Spence concluded, “Finally, inputs (defined as supplier deliveries, inventories, prices, and imports) were mixed, with the Supplier Deliveries Index decreasing 3.2 percentage points, the Inventories Index entering into expansion, the Imports Index losing 0.1 percentage point but staying in expansion, and Prices Index relief coming with a 9.1-percentage point drop, a reading of 73% versus 82.1% in May. Looking at the manufacturing economy, 5% of the sector’s gross domestic product (GDP) contracted in June, compared to 2% in May, and the percentage of manufacturing GDP in strong contraction (defined as a composite PMI of 45% or lower) was 3%, compared to 2% in May.

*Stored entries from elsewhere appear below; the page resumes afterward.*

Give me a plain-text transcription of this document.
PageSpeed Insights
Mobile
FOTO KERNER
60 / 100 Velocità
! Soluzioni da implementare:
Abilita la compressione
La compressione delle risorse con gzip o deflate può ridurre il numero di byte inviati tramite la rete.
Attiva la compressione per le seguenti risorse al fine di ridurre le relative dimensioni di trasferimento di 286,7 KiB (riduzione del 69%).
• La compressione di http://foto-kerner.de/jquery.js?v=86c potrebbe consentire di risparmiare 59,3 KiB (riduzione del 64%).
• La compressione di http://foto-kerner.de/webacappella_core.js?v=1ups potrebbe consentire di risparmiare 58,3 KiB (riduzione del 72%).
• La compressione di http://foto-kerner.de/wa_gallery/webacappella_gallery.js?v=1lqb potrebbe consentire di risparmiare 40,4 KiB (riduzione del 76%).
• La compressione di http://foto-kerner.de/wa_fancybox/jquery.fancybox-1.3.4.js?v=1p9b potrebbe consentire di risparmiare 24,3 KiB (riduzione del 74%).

The share of sector GDP with a PMI at or below 45% is a good metric to gauge overall manufacturing weakness. All but one (petroleum and coal products) of the six largest manufacturing industries expanded in June, in the following order: computer and electronic products; machinery; transportation equipment; chemical products; and food, beverage and tobacco products.”

The 14 manufacturing industries reporting growth in June — listed in order — are: printing and related support activities; electrical equipment, appliances and components; textile mills; primary metals; apparel, leather and allied products; fabricated metal products; computer and electronic products; machinery; plastics and rubber products; transportation equipment; nonmetallic mineral products; chemical products; miscellaneous manufacturing; and food, beverage and tobacco products. The three industries in contraction are: paper products; furniture and related products; and wood products.